Zentropy Partners
- Company type: Subsidiary (from 1999)
- Industry: Internet services
- Founded: 1995; 30 years ago
- Founders: Patrick Bradley; Ryan Magnussen;
- Headquarters: Los Angeles, California, United States
- Number of locations: 47 (2010)
- Parent: McCann-Erickson WorldGroup (1999–2001); MRM Partners Worldwide (from 2001);

= Zentropy Partners =

Former internet services company

Zentropy Partners is the defunct name for an existing global internet professional services company headquartered in Los Angeles, CA. The company was founded in 1995 with the aim of becoming the global provider of Internet services. For the next several years Zentropy gained recognition for excellence in interactive web-page design, notably developing the "Nesquik pan-European Strategy" which would serve as a model for child-oriented website design in the UK. The company expanded and established as many as 47 offices worldwide with locations in the USA, Europe, and Australia.

== Name ==

The name "Zentropy" is a play on the words "Zen" (the doctrine that enlightenment can be obtained through direct intuitive insight) and "Entropy" (a measure of the amount of energy in a system that is available for work). Taken together, "Zentropy" is said to represent a concept of chaos becoming order, then becoming chaos once again.

== History ==

The company was co-founded by Patrick Bradley and Ryan Magnussen in 1995. Started shortly before the internet boom of the late 1990s, from 1995 to 2003, the company designed and developed several large name Internet sites, as large corporations rushed to develop the online components of their organizations.
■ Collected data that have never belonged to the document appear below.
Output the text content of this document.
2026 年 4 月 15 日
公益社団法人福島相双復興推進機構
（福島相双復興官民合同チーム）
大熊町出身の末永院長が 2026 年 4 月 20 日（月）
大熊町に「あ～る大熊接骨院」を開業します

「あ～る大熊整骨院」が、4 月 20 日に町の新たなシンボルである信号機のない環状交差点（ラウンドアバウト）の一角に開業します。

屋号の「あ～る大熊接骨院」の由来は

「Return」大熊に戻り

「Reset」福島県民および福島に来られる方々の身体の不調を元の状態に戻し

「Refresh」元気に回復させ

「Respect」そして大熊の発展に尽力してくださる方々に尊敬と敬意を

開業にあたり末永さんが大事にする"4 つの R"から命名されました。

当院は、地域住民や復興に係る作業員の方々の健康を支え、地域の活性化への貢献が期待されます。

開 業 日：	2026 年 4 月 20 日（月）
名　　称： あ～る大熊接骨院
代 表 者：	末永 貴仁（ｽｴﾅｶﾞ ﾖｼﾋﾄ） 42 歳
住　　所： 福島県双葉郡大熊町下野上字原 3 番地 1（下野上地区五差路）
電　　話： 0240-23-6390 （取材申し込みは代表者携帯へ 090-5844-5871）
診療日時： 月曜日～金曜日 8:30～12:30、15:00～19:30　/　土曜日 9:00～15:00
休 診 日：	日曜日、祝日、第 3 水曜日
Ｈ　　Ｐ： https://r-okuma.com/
By 1998, Zentropy Partners had purchased and incorporated the advertising firms: Digital Café, Shandwick Interactive, and the French MDEO. In 1999, Zentropy Partners was purchased by the Interpublic Group of Companies (IPG), which merged it with six of its other web companies in an attempt to create a leading digital advertising and web development and design entity. Interpublic Group operated Zentropy Partners within its McCann-Erickson WorldGroup division as McCann-Erickson's "digital arm." At this time, several offices across the world took on the Zentropy branding, giving the Zentropy Partners subsidiary an international presence. Locations included Los Angeles, London, New York, Paris, Frankfurt, Madrid, Minneapolis, Sydney, São Paulo and Warsaw.

Between 2000 and 2003, Zentopy Partners gained recognition within advertising circles for excellence in website design, and it came to be considered one of the leading website development and e-commerce agencies in Central London. In October 2000 Zentropy Partners entered into partnership with iSky to develop eBusiness strategies for their Fortune 1000 clients.

In 2001 it began developing Media Skins using QuickTime 5. In May 2001, amongst an atmosphere of decreasing earnings and profits, IPG realigned many of its subdivisions and merged McCann Relationship Marketing with Zentropy Partners. At this time it was decided that use of the Zentropy name would be reduced and that the newly organized division would shift to operation under the name MRM Partners Worldwide, now MRM//McCann.

In 2003 Zentropy Partners shifted its marketing strategy from traditional online marketing strategies (emphasizing customer experience, trust and usability) to emerging advertising forms and began to explore flashmobs and viral marketing.

In early 2009, MRM Worldwide closed its offices at 5700 Wilshire Blvd in Los Angeles, CA.

== Clients ==

Some of Zentropy's earliest clients included Sprint, Coca-Cola, GM, Johnson & Johnson, Nestlé, Unilever and Microsoft. In 2001, the agency designed websites for Purina RightBites, Good Humor-Breyers Ice Cream, the US Navy, and Unilever. In 2002, it designed websites for Reebok and Earl Jean.